7. Get Excited About Cooking And Learning New Recipes
The key to nutrition success is planning; that means prepping and cooking yourself. So start to fall in love with cooking, grocery shopping and recipes. Open up a Pinterest account if you haven’t already. Pin recipes you would like to make. Just make sure that they’re healthy (low in saturated fats, sugars and calories, but are loaded with veggies and are high in fibre). You’ll also find some amazing bloggers and recipe developers on there as you familiarize yourself with the website. Be sure to follow Fitnessrepublic.com’s page, too!
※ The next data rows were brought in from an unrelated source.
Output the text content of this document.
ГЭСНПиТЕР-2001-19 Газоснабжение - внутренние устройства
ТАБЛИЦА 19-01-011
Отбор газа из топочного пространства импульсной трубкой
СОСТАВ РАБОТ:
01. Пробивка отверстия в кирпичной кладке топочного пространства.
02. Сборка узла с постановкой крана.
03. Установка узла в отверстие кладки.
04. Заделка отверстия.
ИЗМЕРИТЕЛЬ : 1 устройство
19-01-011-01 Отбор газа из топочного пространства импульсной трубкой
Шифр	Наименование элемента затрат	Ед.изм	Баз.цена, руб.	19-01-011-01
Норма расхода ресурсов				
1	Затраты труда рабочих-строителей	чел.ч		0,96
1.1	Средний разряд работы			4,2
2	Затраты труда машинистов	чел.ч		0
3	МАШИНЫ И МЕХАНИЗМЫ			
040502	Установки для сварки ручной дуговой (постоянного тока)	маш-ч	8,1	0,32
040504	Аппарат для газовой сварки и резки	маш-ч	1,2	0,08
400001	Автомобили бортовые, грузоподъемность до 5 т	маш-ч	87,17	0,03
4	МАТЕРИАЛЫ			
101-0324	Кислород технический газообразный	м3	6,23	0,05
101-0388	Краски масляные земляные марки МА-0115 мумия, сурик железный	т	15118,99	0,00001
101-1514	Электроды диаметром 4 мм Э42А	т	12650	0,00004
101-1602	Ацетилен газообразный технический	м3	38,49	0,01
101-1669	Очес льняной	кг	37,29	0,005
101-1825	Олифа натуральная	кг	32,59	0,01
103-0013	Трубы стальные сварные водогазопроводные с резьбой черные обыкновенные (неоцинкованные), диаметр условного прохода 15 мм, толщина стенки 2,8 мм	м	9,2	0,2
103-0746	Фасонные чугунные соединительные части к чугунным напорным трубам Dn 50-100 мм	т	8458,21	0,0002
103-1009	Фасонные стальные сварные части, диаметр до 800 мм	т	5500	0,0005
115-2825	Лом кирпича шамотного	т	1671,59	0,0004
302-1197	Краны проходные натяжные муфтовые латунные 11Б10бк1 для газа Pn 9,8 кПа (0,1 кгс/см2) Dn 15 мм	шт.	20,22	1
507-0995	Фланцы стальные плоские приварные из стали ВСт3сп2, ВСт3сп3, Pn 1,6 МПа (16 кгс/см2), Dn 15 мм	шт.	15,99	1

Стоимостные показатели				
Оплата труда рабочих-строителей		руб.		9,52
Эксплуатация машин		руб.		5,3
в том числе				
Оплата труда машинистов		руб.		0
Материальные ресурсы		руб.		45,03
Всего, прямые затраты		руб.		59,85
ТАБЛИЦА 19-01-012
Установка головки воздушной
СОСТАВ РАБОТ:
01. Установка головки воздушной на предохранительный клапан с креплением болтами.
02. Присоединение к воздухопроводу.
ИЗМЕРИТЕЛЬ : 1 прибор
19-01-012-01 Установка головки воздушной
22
8. Stock Up On Measuring Cups And Spoons
Measure your food. There is no better way to make sure that you’re eating the correct portion sizes and not overeating. If you need some guidance with portion sizes, you can check out the USDA’s Choosemyplate.com, and food conversions at TrueStarHealth.com.
9. Get Moving
Never underestimate the benefit of being active. “Any little increment of physical activity is going to be a great boost to weight loss and feeling better,” Rita Redberg, MSc, chairwoman of the American Heart Association’s Scientific Advisory Board for the Choose to Move program tells webmd.com. Every physical move you make counts toward weight loss.
The recommendation is for 30 minutes of moderate-intensity physical activity on most days of the week. If one week or one day you do less than that, don’t stress. Redberg adds: “You’re still going to see benefits. It’s not like if you can’t do 30 minutes, you shouldn’t do anything, because you’re definitely going to see benefits even at 5 or 10 minutes of moving around.”